GREFFIER : Angelique AZZOLINI
COMPOSITION DE LA COUR LORS DU DÉLIBÉRÉ
Muriel LE BELLEC
: conseiller faisant fonction de
PRESIDENT DE CHAMBRE
Gilles GUTIERREZ
: CONSEILLER
Nathalie RICHEZ-SAULE
: CONSEILLER
ARRÊT : Contradictoire
prononcé par sa mise à disposition au greffe le 29 Novembre 2024,
les parties présentes en ayant été préalablement avisées dans les conditions prévues à l'article 450 du code de procédure civile, signé par Muriel LE BELLEC, conseiller désigné pour exercer les fonctions de président et par Nadine BERLY, greffier auquel la minute de la décision a été remise par le magistrat signataire.
ORDONNANCE DE CLÔTURE : rendue le 09 Octobre 2024
Monsieur [I] était inscrit au registre du commerce et des sociétés depuis avril 2014, en qualité d'auto entrepreneur.

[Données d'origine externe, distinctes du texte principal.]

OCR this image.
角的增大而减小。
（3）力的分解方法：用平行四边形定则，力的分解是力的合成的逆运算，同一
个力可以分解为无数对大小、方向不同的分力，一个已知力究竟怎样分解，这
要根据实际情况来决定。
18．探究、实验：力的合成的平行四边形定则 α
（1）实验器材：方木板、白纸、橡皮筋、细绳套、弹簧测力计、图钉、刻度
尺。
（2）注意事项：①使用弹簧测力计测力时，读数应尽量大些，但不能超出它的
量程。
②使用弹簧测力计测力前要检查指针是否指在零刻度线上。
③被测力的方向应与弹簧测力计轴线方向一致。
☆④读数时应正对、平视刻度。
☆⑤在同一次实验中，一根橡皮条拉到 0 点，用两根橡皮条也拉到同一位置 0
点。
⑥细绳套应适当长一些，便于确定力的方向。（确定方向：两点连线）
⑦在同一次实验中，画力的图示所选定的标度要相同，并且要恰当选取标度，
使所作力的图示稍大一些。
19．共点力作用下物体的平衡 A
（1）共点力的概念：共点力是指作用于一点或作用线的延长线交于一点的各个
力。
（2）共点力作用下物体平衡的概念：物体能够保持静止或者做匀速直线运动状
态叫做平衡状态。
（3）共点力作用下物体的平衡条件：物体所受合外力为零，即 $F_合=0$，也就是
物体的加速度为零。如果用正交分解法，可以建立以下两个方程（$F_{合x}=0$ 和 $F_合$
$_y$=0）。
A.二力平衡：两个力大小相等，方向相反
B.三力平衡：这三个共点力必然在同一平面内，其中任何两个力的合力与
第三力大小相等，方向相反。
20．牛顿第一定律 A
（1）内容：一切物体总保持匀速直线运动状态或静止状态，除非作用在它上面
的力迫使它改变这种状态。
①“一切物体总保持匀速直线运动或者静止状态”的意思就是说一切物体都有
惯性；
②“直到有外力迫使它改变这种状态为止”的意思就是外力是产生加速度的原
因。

Il soutient qu'à compter du 5 octobre 2017, il travaillait exclusivement pour la société LGMT. Monsieur [I] a signé avec la société LGMT un contrat de prestation à durée déterminée, mensuelle et renouvelable prévoyant « une durée quotidienne de 8 heures les lundi, mardi, mercredi , jeudi et vendredi de 8h30 à 12 h et de 13h à 17h30 (..) ».
Le 24 mars 2018, Monsieur [I] a été victime d'un accident alors qu'il effectuait une intervention sur un transformateur électrique, pour le compte de la société LGMT.
La juridiction de la sécurité sociale a rejeté intégralement les demandes de Monsieur [I] au motif que ce dernier n'était pas lié par un contrat de travail avec la société LGMT.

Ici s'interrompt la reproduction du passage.